Boldi e De Sica: noi due, senza eccessi trash

E ri-vissero felici e contenti, desiderosi di non essere più la metà di una coppia. Addio incomprensioni e polemiche (ora negate). Massimo Boldi e Christian De Sica di nuovo insieme dopo 13 anni. Il nastro si riavvolge sui 23 film in coppia, tutto torna come una volta e ammicca al passato. Dal titolo, Amici come prima (esce il 19 in oltre 500 copie per Medusa, che lo produce con Indiana), alle battute del film: «Miami, India, Nilo, non ci siamo già visti?»; «Allora pace fatta?».
De Sica è anche il regista, col figlio Brando benché il suo nome non appaia: «Ha studiato a Los Angeles con Lynch, ci ha dato una frustata di vitalità. Abbiamo tolto siparietti, gag, parolacce di troppo. Prima ero lo sciupafemmine, ora sono un disperato. C’è tenerezza, malinconia. Il modello è Mrs. Doubtfire».
Christian, direttore di un hotel di lusso, si traveste da donna travolgendo Massimo, pazzarello proprietario dell’albergo, che nella realtà è una villa di Berlusconi: «Dopo Putin, ci dorme Boldi», scherza Christian. Massimo si finge portatore di handicap; Christian diventa il suo badante per necessità. Deve tornare a lavorare, dopo che la perfida figlia di Massimo l’ha licenziato dalla tolda della concierge. Vi eravate lasciati al momento del massimo successo, Natale a Miami incassò 25 milioni. «Il cinema italiano soffre, speriamo di farlo riamare dagli spettatori» dice Massimo, «negli anni passati mi è andata abbastanza bene, nei titoli ho sostituito la parola Matrimonio al Natale».

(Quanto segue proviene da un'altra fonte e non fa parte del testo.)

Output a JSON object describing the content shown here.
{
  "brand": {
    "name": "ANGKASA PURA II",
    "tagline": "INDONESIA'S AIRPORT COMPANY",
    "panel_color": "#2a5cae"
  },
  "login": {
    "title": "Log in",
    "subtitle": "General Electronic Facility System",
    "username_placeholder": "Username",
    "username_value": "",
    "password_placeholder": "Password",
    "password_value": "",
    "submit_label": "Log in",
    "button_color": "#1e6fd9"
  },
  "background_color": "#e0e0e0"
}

Lui, di cinque anni più grande, lombardo, figlio di un decoratore di pasticceria («sono di Luino, il capostazione era il papà di Dario Fo»); l’altro, romano, figlio dell’immenso Vittorio De Sica. Si conoscono da ragazzi. Christian: «Suonavamo nelle balere e nei locali notturni nel gruppo La pattuglia azzurra, Massimo alla batteria, io ero la voce. A una festa di piazza in Calabria portavo una giacca rossa, sembravo una bambolona, uno mi ha gridato: a ricchione!». Massimo ride: «Christian lo portò l’impresario di Celentano che aveva scoperto Al Bano: vedrai, è un ragazzo elegante. Noi due siamo sempre rimasti amici in questi anni, è come se ci fossimo lasciati ieri. Mi siamo rivisti alla festa del nostro comune amico Paolo Conticini. Lì abbiamo deciso». «Al primo ciak sembravamo Ginger e Fred», dice Christian. Boldi, se eravate amici, perché separarsi?». Ero rimasto vedovo, un periodo difficile della mia vita, mi guardai allo specchio e volli mettermi alla prova e non rinnovai il contratto con Aurelio De Laurentiis, non l’hanno sentito. «Ma l’abbiamo invitato all’anteprima», dice Christian, «lui decise di rompere il contratto».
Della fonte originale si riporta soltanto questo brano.